As medidas a tomar devem ter um valor universal e ser contra todas as formas de incitação ao ódio. Importa, assim, além de aplicar a lei contra o discurso de ódio aos islamitas radicais, aplicá-la também ao discurso de ódio antimuçulmano e antissemita da extrema-direita. Esta questão torna-se ainda mais importante perante a consciência de que estamos a entrar na terceira vaga do terrorismo: a da extrema-direita.
A primeira vaga de atos de terror foi a da extrema-esquerda (brigadas vermelhas ou Setembro Negro), nos anos 70 e 80, seguida pela dos islamitas radicais, nos anos 90 e na primeira década deste século, que parece agora ter perdido capacidade de organização e os atos serem de fanáticos solitários.
Hoje, a maioria dos atos de terror são perpetrados por movimentos supremacistas brancos, que ganharam um novo fôlego com a chegada de Trump à Casa Branca, como é o caso de 90% dos atos cometidos nos Estados Unidos em 2018 e 2019, na maioria contra negros, muçulmanos e judeus.
A extrema-direita e o islamismo radical alimentam-se e inspiram-se mutuamente. Um membro da Atomwaffen Division (AWD), rede terrorista neonazi, ativa nos Estados Unidos e na Europa, declarou, segundo um relatório do instituto americano CSIS, que “a cultura de martírio e insurreição em grupos como os talibãs e o Daesh deve ser admirada e reproduzida.”

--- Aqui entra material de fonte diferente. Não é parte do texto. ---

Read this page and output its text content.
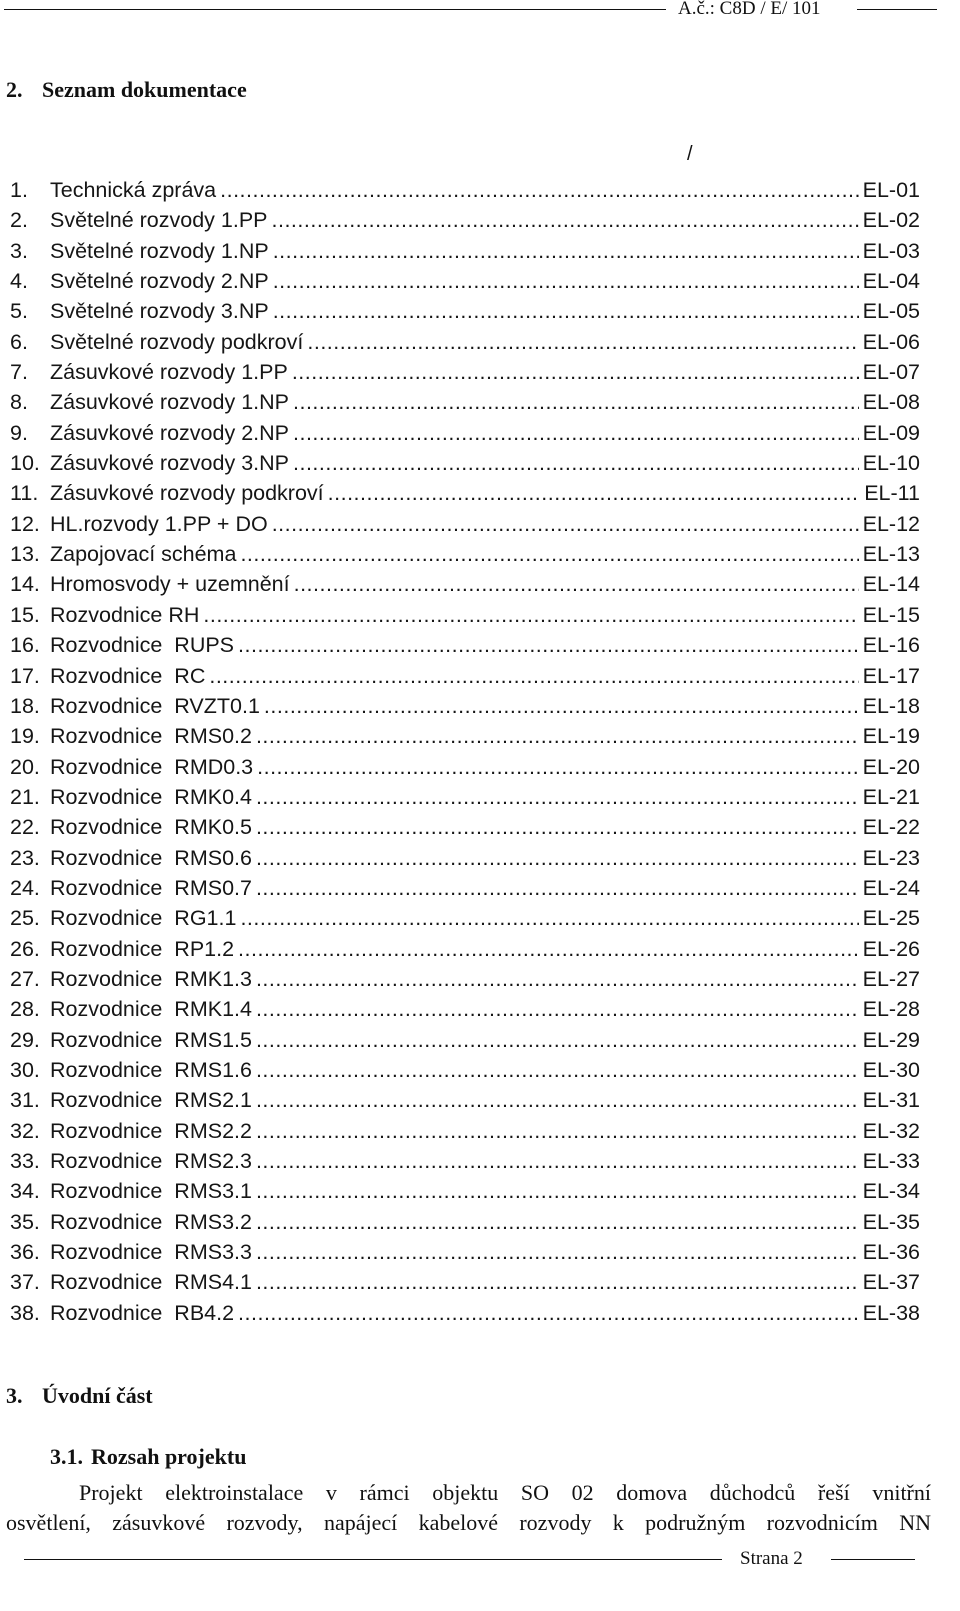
A.č.: C8D / E/ 101
2. Seznam dokumentace
/
1.	Technická zpráva .....	EL-01
2.	Světelné rozvody 1.PP .....	EL-02
3.	Světelné rozvody 1.NP .....	EL-03
4.	Světelné rozvody 2.NP .....	EL-04
5.	Světelné rozvody 3.NP .....	EL-05
6.	Světelné rozvody podkroví .....	EL-06
7.	Zásuvkové rozvody 1.PP .....	EL-07
8.	Zásuvkové rozvody 1.NP .....	EL-08
9.	Zásuvkové rozvody 2.NP .....	EL-09
10. Zásuvkové rozvody 3.NP .....	EL-10
11. Zásuvkové rozvody podkroví .....	EL-11
12. HL.rozvody 1.PP + DO .....	EL-12
13. Zapojovací schéma .....	EL-13
14. Hromosvody + uzemnění .....	EL-14
15. Rozvodnice RH .....	EL-15
16. Rozvodnice  RUPS .....	EL-16
17. Rozvodnice  RC .....	EL-17
18. Rozvodnice  RVZT0.1 .....	EL-18
19. Rozvodnice  RMS0.2 .....	EL-19
20. Rozvodnice  RMD0.3 .....	EL-20
21. Rozvodnice  RMK0.4 .....	EL-21
22. Rozvodnice  RMK0.5 .....	EL-22
23. Rozvodnice  RMS0.6 .....	EL-23
24. Rozvodnice  RMS0.7 .....	EL-24
25. Rozvodnice  RG1.1 .....	EL-25
26. Rozvodnice  RP1.2 .....	EL-26
27. Rozvodnice  RMK1.3 .....	EL-27
28. Rozvodnice  RMK1.4 .....	EL-28
29. Rozvodnice  RMS1.5 .....	EL-29
30. Rozvodnice  RMS1.6 .....	EL-30
31. Rozvodnice  RMS2.1 .....	EL-31
32. Rozvodnice  RMS2.2 .....	EL-32
33. Rozvodnice  RMS2.3 .....	EL-33
34. Rozvodnice  RMS3.1 .....	EL-34
35. Rozvodnice  RMS3.2 .....	EL-35
36. Rozvodnice  RMS3.3 .....	EL-36
37. Rozvodnice  RMS4.1 .....	EL-37
38. Rozvodnice  RB4.2 .....	EL-38
3. Úvodní část
3.1. Rozsah projektu
Projekt elektroinstalace v rámci objektu SO 02 domova důchodců řeší vnitřní
osvětlení, zásuvkové rozvody, napájecí kabelové rozvody k podružným rozvodnicím NN
Strana 2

Para vencer a radicalização é preciso unir os cidadãos, independentemente da sua religião ou da falta dela. A laicidade implica tolerância, o caminho para prevenir as guerras de religião, como ensina Voltaire.
Ao decapitar o professor Paty, Abdoullakh Anzorov ambicionava decapitar a França dos seus muçulmanos, vitória que os fanáticos não podem ter.